- Cover art of Bratz: Super Babyz
- Developers: Creat Studios and AWE Productions
- Publishers: THQ and ValuSoft
- Platforms: Nintendo DS, Windows
- Release: February 26, 2008
- Genre: Action-adventure
- Modes: Single-player, Multiplayer

= Bratz: Super Babyz =

2008 video game

Bratz Super Babyz is a video game based on the 2007 movie of the same name, which is also based on the Bratz Babyz sub-line of the Bratz toy line. The game was developed by Creat Studios and AWE Productions and published by THQ and ValuSoft for Nintendo DS and Windows on February 26, 2008.

==Summary==
The game follows the same plotline as the Bratz Super Babyz movie, which involves aliens landing on Earth at the Stylesville Adventure Planet. One of their alien devices, the Matter Exchanger, falls into the wrong hands and transforms the Babyz into superheroes. With their newfound superpowers, the Babyz use their abilities to help the citizens of Stylesville and battle the evil invading aliens.

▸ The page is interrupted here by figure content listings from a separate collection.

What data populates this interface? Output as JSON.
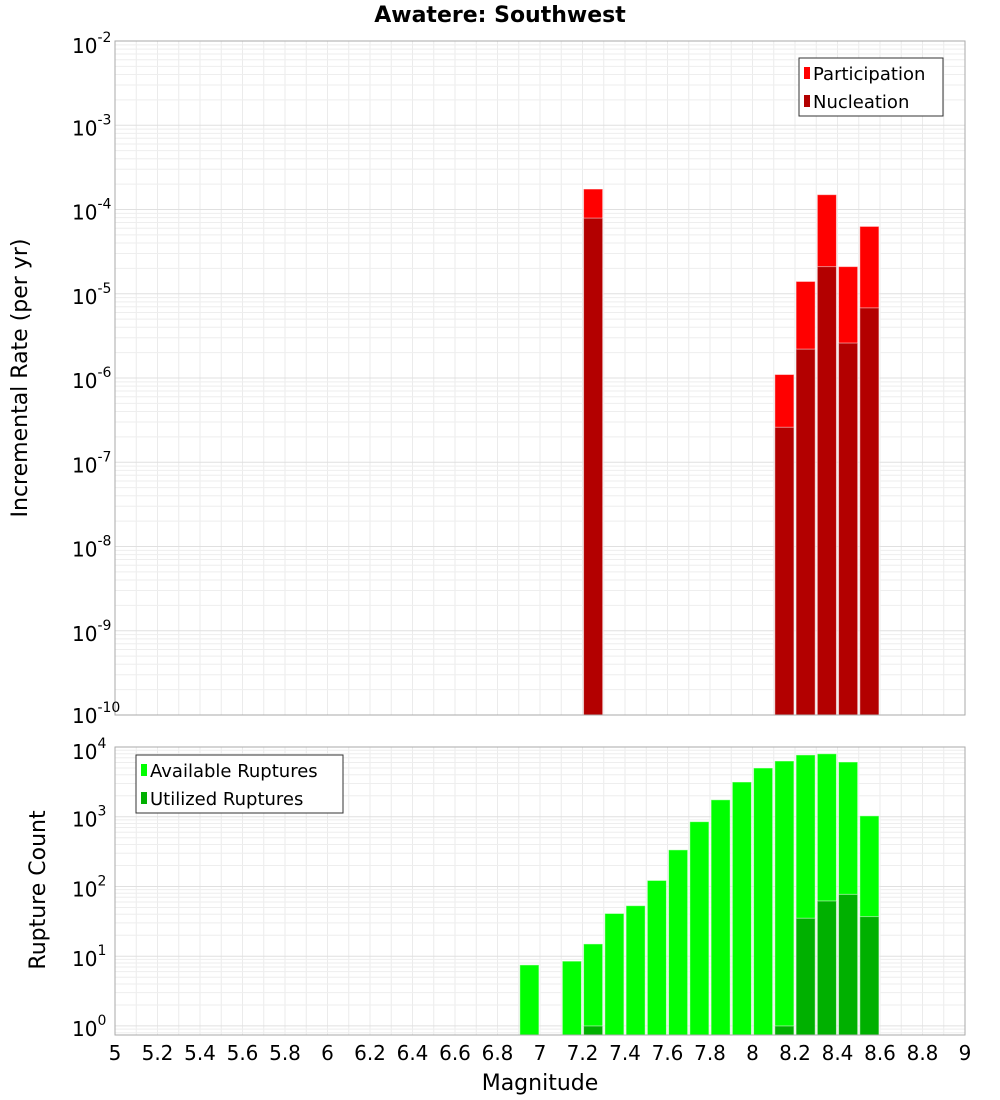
{
  "chart_data": [
    {
      "type": "bar",
      "title": "Awatere: Southwest",
      "xlabel": "",
      "ylabel": "Incremental Rate (per yr)",
      "yscale": "log",
      "xlim": [
        5,
        9
      ],
      "ylim_exp": [
        -10,
        -2
      ],
      "ytick_exponents": [
        "-2",
        "-3",
        "-4",
        "-5",
        "-6",
        "-7",
        "-8",
        "-9",
        "-10"
      ],
      "bar_width": 0.09,
      "legend_position": "top-right",
      "series": [
        {
          "name": "Participation",
          "color": "#ff0000",
          "x": [
            7.25,
            8.15,
            8.25,
            8.35,
            8.45,
            8.55
          ],
          "values": [
            0.000175,
            1.1e-06,
            1.4e-05,
            0.00015,
            2.1e-05,
            6.3e-05
          ]
        },
        {
          "name": "Nucleation",
          "color": "#b30000",
          "x": [
            7.25,
            8.15,
            8.25,
            8.35,
            8.45,
            8.55
          ],
          "values": [
            7.9e-05,
            2.6e-07,
            2.2e-06,
            2.1e-05,
            2.6e-06,
            6.8e-06
          ]
        }
      ]
    },
    {
      "type": "bar",
      "xlabel": "Magnitude",
      "ylabel": "Rupture Count",
      "yscale": "log",
      "xlim": [
        5,
        9
      ],
      "ylim_exp": [
        -0.13,
        4
      ],
      "ytick_exponents": [
        "4",
        "3",
        "2",
        "1",
        "0"
      ],
      "xticks": [
        "5",
        "5.2",
        "5.4",
        "5.6",
        "5.8",
        "6",
        "6.2",
        "6.4",
        "6.6",
        "6.8",
        "7",
        "7.2",
        "7.4",
        "7.6",
        "7.8",
        "8",
        "8.2",
        "8.4",
        "8.6",
        "8.8",
        "9"
      ],
      "bar_width": 0.09,
      "legend_position": "top-left",
      "series": [
        {
          "name": "Available Ruptures",
          "color": "#00ff00",
          "x": [
            6.95,
            7.15,
            7.25,
            7.35,
            7.45,
            7.55,
            7.65,
            7.75,
            7.85,
            7.95,
            8.05,
            8.15,
            8.25,
            8.35,
            8.45,
            8.55
          ],
          "values": [
            7.5,
            8.5,
            15,
            41,
            53,
            122,
            335,
            850,
            1750,
            3150,
            5000,
            6300,
            7700,
            8000,
            6100,
            1030
          ]
        },
        {
          "name": "Utilized Ruptures",
          "color": "#00b000",
          "x": [
            7.25,
            8.15,
            8.25,
            8.35,
            8.45,
            8.55
          ],
          "values": [
            1,
            1,
            35,
            62,
            77,
            37
          ]
        }
      ]
    }
  ]
}
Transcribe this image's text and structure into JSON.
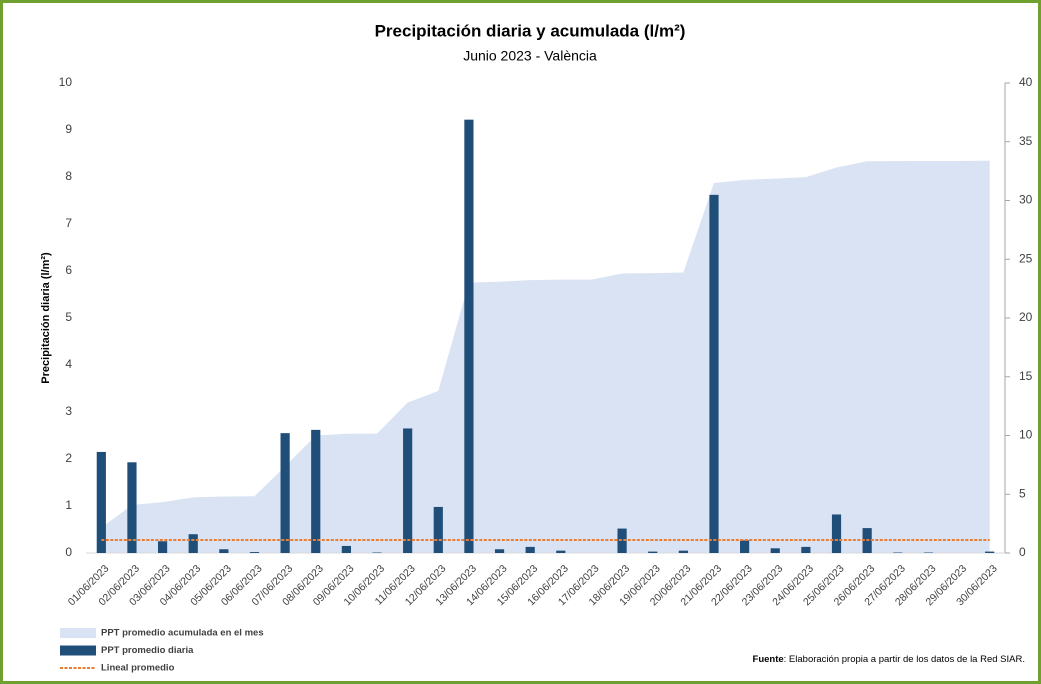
{
  "chart_data": {
    "type": "combo",
    "title": "Precipitación diaria y acumulada (l/m²)",
    "subtitle": "Junio 2023 - València",
    "ylabel": "Precipitación diaria (l/m²)",
    "source": [
      "Fuente",
      ": Elaboración propia a partir de los datos de la Red SIAR."
    ],
    "categories": [
      "01/06/2023",
      "02/06/2023",
      "03/06/2023",
      "04/06/2023",
      "05/06/2023",
      "06/06/2023",
      "07/06/2023",
      "08/06/2023",
      "09/06/2023",
      "10/06/2023",
      "11/06/2023",
      "12/06/2023",
      "13/06/2023",
      "14/06/2023",
      "15/06/2023",
      "16/06/2023",
      "17/06/2023",
      "18/06/2023",
      "19/06/2023",
      "20/06/2023",
      "21/06/2023",
      "22/06/2023",
      "23/06/2023",
      "24/06/2023",
      "25/06/2023",
      "26/06/2023",
      "27/06/2023",
      "28/06/2023",
      "29/06/2023",
      "30/06/2023"
    ],
    "series": [
      {
        "name": "PPT promedio acumulada en el mes",
        "type": "area",
        "axis": "y2",
        "color": "#dae3f3",
        "values": [
          2.15,
          4.08,
          4.33,
          4.73,
          4.81,
          4.83,
          7.38,
          10.0,
          10.15,
          10.16,
          12.81,
          13.79,
          23.01,
          23.09,
          23.22,
          23.27,
          23.27,
          23.79,
          23.82,
          23.87,
          31.49,
          31.76,
          31.86,
          31.99,
          32.81,
          33.34,
          33.35,
          33.36,
          33.36,
          33.39
        ]
      },
      {
        "name": "PPT promedio diaria",
        "type": "bar",
        "color": "#1f4e79",
        "values": [
          2.15,
          1.93,
          0.25,
          0.4,
          0.08,
          0.02,
          2.55,
          2.62,
          0.15,
          0.01,
          2.65,
          0.98,
          9.22,
          0.08,
          0.13,
          0.05,
          0,
          0.52,
          0.03,
          0.05,
          7.62,
          0.27,
          0.1,
          0.13,
          0.82,
          0.53,
          0.01,
          0.01,
          0,
          0.03
        ]
      },
      {
        "name": "Lineal promedio",
        "type": "line",
        "axis": "y2",
        "color": "#ed7d31",
        "values": [
          1.11,
          1.11,
          1.11,
          1.11,
          1.11,
          1.11,
          1.11,
          1.11,
          1.11,
          1.11,
          1.11,
          1.11,
          1.11,
          1.11,
          1.11,
          1.11,
          1.11,
          1.11,
          1.11,
          1.11,
          1.11,
          1.11,
          1.11,
          1.11,
          1.11,
          1.11,
          1.11,
          1.11,
          1.11,
          1.11
        ]
      }
    ],
    "ylim": [
      0,
      10
    ],
    "yticks": [
      0,
      1,
      2,
      3,
      4,
      5,
      6,
      7,
      8,
      9,
      10
    ],
    "y2lim": [
      0,
      40
    ],
    "y2ticks": [
      0,
      5,
      10,
      15,
      20,
      25,
      30,
      35,
      40
    ],
    "grid": false
  }
}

Players assume the roles of the four Bratz Babyz characters, each possessing unique abilities. The game offers a variety of missions, including apprehending thieves, confronting bullies, and rescuing lost animals. Additionally, players can explore an amusement park featuring mini-games and unlockable content such as new outfits, accessories, and movie clips.

== Development ==
Ubisoft published Bratz games for the PlayStation and Game Boy Advance in 2003, but MGA terminated the license that year and moved it to THQ. This led to a licensing legal battle that resulted in Ubisoft being awarded a $13.2 million judgment. While various THQ 2005 and 2006 games sold 700,000 copies, none of the company's 2007 games would sell over 100,000 units.

==Reception==
The game received negative reviews. IGN gave the game a 4.0/10 calling it "unengaging... shallow and dull". Common Sense Media felt the title gave misleading messages on how young girls should look. Gamezone thought the gameplay was simple enough and wouldn't frustrate the player. While Game Vortex did their Bratz reviews from the point of view of the target player, the reviewer still felt it was an "Insult to intelligence". JeuxVideo felt the player needed to have an understanding of the film it was based on to understand the plot.